This repository contains code introduced in the following paper:
Multi-task Learning Based Neural Bridging Reference Resolution
Juntao Yu and Massimo Poesio
In Proceedings of he 28th International Conference on Computational Linguistics (COLING), 2020
- The code is written in Python 2, the compatibility to Python 3 is not guaranteed.
- Before starting, you need to install all the required packages listed in the requirment.txt using
pip install -r requirements.txt
. - After that modify and run
extract_bert_features/extract_bert_features.sh
to compute the BERT embeddings for your training or testing. - You also need to download context-independent word embeddings such as fasttext or GloVe embeddings that required by the system.
-
Pre-trained models can be download from this link.
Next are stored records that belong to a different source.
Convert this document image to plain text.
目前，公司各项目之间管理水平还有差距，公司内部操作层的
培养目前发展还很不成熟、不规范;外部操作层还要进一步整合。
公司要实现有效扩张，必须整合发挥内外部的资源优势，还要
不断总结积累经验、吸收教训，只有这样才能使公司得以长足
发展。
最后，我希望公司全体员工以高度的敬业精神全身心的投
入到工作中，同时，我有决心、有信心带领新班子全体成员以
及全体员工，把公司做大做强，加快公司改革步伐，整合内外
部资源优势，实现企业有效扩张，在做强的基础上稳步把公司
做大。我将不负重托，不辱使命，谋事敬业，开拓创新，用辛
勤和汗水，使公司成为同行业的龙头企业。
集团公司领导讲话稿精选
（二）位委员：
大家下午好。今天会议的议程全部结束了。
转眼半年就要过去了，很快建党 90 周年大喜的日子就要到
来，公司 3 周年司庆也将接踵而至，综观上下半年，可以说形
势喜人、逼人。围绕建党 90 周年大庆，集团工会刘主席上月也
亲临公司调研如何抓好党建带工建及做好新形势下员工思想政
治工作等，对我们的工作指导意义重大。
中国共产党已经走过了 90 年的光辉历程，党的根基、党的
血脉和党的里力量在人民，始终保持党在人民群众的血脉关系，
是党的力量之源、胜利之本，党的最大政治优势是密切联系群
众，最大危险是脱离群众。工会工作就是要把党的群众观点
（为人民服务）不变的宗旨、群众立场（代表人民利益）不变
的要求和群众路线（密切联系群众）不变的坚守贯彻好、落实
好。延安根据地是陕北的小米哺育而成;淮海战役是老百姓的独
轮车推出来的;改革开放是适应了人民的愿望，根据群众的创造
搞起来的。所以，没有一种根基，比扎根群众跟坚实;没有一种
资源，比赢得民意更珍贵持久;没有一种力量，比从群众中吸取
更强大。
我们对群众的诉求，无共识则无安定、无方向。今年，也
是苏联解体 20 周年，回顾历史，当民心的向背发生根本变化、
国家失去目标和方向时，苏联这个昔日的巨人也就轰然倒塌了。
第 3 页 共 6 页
We provide pre-trained models for ARRAU RST reported in our paper, if you need other models please contact me.
-
Choose the model you want to use and copy them to the
logs/
folder. -
Modifiy the test_path accordingly in the
experiments.conf
:- the test_path is the path to .jsonlines file, each line of the .jsonlines file is a batch of sentences and must in the following format:
{ "clusters": [[[0,0],[5,5]],[[2,3],[7,8]], #Coreference "bridging_pairs"[[[14,15],[2,3]],....] #Bridging "doc_key": "nw", "sentences": [["John", "has", "a", "car", "."], ["He", "washed", "the", "car", "yesteday","."],["How","is","the", "left", "wheel","?"]], "speakers": [["sp1", "sp1", "sp1", "sp1", "sp1"], ["sp1", "sp1", "sp1", "sp1", "sp1","sp1"],["sp2","sp2","sp2","sp2","sp2","sp2","sp2"]] #Optional }
- For coreference the mentions only contain two properties [start_index, end_index] the indices are counted in document level and both inclusive.
- For bridging pairs, each pair contains two mentions the first one is the anaphora and the second one is the antecedent.
-
Then use
python evaluate.py config_name
to start your evaluation
- You will need additionally to create the character vocabulary by using
python get_char_vocab.py train.jsonlines dev.jsonlines
- Then you can start training by using
python train.py config_name